How to stop and resume object detector training(object detection model maker)

Ugur_Ercelik · August 5, 2021, 8:14am

I am working on object detection with autonomous datasets . I want to train my model with 10000 train images,2000 test,2000 validation images.So, i will use object detection tensorflow lite model maker.

Project link : Object Detection with TensorFlow Lite Model Maker

But the large dataset and batch size of 32, the training takes 50 epochs and takes 2 days(Step 3).I can’t keep my computer on for two days.I am running the project in jupyter notebook

How can i stop model training and again resume it ? (e.g. stop the 10th epoch and continue one day later)

lgusm · August 5, 2021, 10:02am

Hi Ugur,

I don’t think you can do that.

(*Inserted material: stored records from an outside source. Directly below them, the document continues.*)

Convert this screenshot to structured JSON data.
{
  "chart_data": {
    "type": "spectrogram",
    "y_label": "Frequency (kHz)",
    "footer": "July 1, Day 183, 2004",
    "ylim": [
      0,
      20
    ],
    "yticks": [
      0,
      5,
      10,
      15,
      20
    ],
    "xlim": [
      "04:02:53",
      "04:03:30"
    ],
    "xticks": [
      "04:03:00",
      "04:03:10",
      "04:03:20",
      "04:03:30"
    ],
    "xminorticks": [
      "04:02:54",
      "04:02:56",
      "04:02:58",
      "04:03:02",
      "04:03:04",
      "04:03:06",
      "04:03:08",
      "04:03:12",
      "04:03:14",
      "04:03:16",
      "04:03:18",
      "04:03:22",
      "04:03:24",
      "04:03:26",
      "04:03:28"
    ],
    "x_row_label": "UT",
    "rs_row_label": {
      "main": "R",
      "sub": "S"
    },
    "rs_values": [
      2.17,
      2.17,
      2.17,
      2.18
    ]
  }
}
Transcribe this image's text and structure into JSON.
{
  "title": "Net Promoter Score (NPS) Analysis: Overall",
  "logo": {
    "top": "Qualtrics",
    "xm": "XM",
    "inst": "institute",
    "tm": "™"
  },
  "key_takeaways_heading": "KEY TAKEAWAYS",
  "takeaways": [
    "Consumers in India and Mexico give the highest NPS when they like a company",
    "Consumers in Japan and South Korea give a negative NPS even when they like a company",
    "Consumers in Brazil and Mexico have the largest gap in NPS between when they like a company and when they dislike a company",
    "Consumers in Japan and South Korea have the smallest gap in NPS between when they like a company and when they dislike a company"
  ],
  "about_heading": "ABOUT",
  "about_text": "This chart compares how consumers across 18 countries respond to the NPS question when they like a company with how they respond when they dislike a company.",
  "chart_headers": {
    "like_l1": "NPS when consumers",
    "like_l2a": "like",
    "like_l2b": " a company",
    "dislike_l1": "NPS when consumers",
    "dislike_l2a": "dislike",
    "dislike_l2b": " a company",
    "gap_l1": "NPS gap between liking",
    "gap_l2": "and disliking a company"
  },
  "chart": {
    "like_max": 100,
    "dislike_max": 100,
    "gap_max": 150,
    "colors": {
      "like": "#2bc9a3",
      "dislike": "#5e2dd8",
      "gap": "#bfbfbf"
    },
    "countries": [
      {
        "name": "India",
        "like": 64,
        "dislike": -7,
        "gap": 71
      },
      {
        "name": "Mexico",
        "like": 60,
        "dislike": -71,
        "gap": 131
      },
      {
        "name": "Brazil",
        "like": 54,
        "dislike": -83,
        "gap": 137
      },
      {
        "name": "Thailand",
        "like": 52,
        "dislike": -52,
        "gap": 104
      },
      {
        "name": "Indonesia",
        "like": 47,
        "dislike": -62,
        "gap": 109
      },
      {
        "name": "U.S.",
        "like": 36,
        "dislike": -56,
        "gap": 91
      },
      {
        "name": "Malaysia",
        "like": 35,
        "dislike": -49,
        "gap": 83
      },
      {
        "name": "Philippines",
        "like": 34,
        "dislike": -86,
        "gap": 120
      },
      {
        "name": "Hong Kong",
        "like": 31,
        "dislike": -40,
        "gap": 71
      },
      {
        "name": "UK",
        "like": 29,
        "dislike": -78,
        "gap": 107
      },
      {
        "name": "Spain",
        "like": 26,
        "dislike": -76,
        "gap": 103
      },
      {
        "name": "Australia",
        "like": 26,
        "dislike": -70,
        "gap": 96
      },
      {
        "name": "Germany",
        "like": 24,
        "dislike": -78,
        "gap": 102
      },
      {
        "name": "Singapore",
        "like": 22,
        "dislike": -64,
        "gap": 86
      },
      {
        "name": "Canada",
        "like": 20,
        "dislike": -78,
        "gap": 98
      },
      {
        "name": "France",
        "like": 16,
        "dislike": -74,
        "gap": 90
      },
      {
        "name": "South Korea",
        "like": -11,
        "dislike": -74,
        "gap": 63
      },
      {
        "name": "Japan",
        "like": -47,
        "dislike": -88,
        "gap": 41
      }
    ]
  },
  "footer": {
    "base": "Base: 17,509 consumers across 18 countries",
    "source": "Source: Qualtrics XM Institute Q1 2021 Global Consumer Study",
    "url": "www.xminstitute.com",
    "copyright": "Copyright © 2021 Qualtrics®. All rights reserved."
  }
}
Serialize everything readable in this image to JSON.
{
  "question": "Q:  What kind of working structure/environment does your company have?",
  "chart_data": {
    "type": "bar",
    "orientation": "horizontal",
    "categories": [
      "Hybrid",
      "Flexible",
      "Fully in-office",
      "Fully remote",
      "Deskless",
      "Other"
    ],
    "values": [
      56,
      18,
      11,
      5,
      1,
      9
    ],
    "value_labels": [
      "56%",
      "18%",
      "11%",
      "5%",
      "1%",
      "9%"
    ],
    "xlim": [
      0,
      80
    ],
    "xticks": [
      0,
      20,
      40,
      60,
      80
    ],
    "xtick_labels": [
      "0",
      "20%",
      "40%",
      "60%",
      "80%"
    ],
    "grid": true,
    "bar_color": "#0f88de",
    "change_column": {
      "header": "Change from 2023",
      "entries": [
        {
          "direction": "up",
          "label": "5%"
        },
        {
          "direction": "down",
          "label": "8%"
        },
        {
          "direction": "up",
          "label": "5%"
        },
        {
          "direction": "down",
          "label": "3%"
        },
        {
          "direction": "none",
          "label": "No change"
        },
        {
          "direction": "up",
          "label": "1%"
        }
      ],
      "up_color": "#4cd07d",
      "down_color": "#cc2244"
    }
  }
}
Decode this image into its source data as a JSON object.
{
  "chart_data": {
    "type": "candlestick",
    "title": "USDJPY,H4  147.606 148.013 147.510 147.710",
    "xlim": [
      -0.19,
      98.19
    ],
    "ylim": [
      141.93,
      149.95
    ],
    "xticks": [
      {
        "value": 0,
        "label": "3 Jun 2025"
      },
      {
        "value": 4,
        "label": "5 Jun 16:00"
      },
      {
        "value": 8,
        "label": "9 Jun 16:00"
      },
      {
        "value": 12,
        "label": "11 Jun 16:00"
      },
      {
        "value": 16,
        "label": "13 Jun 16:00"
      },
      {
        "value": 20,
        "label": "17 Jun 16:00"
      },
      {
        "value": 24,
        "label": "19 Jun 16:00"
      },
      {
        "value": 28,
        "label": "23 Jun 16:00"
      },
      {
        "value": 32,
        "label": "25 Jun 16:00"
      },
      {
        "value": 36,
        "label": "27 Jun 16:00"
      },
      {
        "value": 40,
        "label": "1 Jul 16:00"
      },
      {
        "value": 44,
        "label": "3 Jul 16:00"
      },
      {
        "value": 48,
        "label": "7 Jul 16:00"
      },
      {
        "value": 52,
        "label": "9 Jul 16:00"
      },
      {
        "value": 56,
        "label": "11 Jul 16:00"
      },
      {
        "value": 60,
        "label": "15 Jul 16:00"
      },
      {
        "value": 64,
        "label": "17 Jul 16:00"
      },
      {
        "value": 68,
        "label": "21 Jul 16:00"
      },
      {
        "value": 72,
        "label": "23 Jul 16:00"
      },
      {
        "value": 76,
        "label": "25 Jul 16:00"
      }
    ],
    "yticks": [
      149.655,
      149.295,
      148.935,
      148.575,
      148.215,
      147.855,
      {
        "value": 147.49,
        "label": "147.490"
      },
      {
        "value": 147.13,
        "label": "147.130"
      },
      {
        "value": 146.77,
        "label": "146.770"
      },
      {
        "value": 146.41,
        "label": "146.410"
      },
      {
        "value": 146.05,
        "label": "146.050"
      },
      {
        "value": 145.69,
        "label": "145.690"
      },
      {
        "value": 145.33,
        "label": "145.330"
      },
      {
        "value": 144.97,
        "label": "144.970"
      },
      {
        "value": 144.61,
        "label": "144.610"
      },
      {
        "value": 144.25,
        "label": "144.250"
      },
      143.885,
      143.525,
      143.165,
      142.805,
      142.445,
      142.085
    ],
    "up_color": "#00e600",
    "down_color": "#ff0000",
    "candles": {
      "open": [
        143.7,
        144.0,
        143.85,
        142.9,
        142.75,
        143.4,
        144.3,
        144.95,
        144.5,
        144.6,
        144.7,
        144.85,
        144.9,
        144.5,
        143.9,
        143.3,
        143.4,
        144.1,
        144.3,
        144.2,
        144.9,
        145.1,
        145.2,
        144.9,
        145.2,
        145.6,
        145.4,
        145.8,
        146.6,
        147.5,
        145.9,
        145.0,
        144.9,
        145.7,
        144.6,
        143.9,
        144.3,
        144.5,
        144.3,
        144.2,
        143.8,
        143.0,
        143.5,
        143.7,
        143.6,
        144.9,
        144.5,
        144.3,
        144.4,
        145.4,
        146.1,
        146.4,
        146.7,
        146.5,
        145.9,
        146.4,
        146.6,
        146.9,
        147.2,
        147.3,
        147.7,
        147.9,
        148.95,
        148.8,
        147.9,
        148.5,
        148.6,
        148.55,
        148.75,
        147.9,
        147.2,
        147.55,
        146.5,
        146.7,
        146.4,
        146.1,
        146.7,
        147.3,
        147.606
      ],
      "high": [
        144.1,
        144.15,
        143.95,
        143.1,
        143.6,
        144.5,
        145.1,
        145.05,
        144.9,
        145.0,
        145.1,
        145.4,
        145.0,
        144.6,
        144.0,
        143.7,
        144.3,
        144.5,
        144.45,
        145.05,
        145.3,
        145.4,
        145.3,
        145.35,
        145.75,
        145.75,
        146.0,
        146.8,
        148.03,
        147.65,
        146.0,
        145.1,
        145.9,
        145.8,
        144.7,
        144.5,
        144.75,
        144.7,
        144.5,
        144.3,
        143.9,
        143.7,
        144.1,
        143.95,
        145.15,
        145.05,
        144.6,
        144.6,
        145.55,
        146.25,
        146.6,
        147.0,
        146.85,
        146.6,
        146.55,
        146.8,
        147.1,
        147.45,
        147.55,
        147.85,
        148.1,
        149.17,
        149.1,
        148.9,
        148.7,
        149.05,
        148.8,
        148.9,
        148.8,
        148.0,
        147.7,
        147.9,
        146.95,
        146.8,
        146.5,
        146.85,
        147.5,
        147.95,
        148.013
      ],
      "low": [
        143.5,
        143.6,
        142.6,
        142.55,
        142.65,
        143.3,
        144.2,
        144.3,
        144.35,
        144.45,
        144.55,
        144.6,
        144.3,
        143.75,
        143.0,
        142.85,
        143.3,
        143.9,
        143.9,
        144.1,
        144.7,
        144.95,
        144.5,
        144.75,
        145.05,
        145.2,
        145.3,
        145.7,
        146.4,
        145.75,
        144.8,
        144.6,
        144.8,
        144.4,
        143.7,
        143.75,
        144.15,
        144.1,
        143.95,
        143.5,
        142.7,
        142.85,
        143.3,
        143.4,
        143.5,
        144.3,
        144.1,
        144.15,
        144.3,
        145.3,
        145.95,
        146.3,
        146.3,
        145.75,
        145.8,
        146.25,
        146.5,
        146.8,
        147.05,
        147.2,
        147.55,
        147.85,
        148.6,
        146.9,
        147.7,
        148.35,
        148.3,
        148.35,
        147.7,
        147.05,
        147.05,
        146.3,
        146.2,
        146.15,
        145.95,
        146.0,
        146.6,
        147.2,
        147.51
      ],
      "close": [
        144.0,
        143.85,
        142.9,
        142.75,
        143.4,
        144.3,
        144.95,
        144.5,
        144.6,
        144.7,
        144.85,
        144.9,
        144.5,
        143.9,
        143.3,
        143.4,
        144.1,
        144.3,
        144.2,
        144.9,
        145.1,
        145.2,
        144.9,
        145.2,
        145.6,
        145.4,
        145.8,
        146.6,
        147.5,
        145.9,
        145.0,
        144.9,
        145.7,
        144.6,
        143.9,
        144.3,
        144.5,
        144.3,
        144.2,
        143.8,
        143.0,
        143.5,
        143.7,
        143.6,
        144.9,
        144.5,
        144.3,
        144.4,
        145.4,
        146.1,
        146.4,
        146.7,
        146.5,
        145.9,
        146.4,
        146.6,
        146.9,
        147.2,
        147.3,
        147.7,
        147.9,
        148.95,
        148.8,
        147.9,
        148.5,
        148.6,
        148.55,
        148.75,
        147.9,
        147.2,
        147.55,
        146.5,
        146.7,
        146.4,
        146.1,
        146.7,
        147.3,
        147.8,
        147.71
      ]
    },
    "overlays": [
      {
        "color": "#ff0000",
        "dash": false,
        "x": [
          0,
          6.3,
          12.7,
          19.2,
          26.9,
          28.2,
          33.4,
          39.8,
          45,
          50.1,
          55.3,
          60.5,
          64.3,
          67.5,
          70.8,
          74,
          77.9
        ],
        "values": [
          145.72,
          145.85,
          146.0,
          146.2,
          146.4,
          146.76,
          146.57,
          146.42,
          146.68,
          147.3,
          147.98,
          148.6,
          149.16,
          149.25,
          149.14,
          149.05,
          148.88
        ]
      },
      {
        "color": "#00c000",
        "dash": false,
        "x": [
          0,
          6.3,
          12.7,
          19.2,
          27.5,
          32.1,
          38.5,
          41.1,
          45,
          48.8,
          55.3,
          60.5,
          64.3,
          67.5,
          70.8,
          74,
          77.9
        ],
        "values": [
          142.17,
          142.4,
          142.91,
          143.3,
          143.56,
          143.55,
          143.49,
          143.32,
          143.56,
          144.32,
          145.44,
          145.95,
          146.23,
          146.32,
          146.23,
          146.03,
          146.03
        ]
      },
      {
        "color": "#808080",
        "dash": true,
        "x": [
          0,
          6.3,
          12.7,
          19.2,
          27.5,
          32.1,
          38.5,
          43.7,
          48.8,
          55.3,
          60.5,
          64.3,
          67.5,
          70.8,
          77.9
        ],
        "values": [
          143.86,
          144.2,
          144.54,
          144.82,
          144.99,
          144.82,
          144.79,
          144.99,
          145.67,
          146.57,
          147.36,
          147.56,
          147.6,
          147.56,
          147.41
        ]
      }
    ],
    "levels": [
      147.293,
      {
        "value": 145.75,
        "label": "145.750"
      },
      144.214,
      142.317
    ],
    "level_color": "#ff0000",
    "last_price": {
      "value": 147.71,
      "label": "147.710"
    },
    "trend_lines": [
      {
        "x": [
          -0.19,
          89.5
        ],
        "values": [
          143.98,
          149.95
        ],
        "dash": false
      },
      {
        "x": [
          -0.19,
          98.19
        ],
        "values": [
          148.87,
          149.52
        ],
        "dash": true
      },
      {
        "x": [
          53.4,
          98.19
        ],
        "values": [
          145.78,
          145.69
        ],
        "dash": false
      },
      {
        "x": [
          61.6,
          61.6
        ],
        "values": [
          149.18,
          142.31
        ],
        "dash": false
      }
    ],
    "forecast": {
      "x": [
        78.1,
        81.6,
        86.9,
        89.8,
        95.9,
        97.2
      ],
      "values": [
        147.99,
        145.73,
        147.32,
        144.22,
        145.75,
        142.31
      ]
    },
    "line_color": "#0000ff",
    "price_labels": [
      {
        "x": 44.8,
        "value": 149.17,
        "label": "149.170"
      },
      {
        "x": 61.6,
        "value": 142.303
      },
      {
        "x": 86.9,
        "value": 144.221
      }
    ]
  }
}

Model Maker, as of today, doesn’t have a stop and resume option.
you have a couple of options:

make sure you’re using a GPU for training. This makes a huge difference in execution time
run the same notebook on the cloud (eg: GCP) with a higher spec machine. This way you can keep the machine turned on during the process. The drawback is that you have to pay

Object Detection is a complex task and it’s expected that it would take a long time to finish, even with top HW spec.

@Yuqi_Li any other suggestion?

Viktor_Nilsson · November 30, 2021, 12:20pm

Do you have any plans to introduce support for resuming training from a mode previously trained/created using TFLiteModelMaker?
I often have a situation where training data is acquired continuously from existing camera installations. It would be a great feature to be able to use a previously trained model as baseline when continuing the training with more and new data.

For example an option to pass the path to an existing checkpoint when calling tflite_model_makerobject_detector.create() ?

Thanks!

Robert_Zak · December 23, 2021, 4:04am

Is there any update on ability of Model Maker, as featured in EfficientDet Tutorial to resume from a checkpoint? I notice that the current version of EfficientDetLiteXSpec() takes an argument for a “model_dir” . When set, object_detector.create() dutifully records checkpoints as it is training. Is there any other use for these checkpoints (other than resuming from a checkpoint)?

Viktor_Nilsson · January 17, 2022, 9:03am

I made a workaround to allow resuming from a checkpoint saved in model_dir by manually calling tf.keras.models.load_weights({checkpoint_path}) on the model before starting to train again.

The quickest way if you want to try it is to install TFLiteModelMaker as source in pip and add:
model.load_weights({checkpoint_path}), in the train() function, just before the call to model.fit() in object_detector_spec.py

lgusm · January 17, 2022, 7:13pm

Hi Viktor,

Can you send a PR with this change? I think that other people might benefit from it!

Fredrik_T · January 18, 2022, 6:45am

This sounds like a quick thing to get implemented officially.
Great finding!

Viktor_Nilsson · January 18, 2022, 9:56am

Hi,
Here is a PR where a checkpoint can be passed to objectdetector.create() for resuming training.

lgusm · January 18, 2022, 11:50am

Thanks Viktor! Many people will be happy when this is merged! (given previous threads asking the same thing!)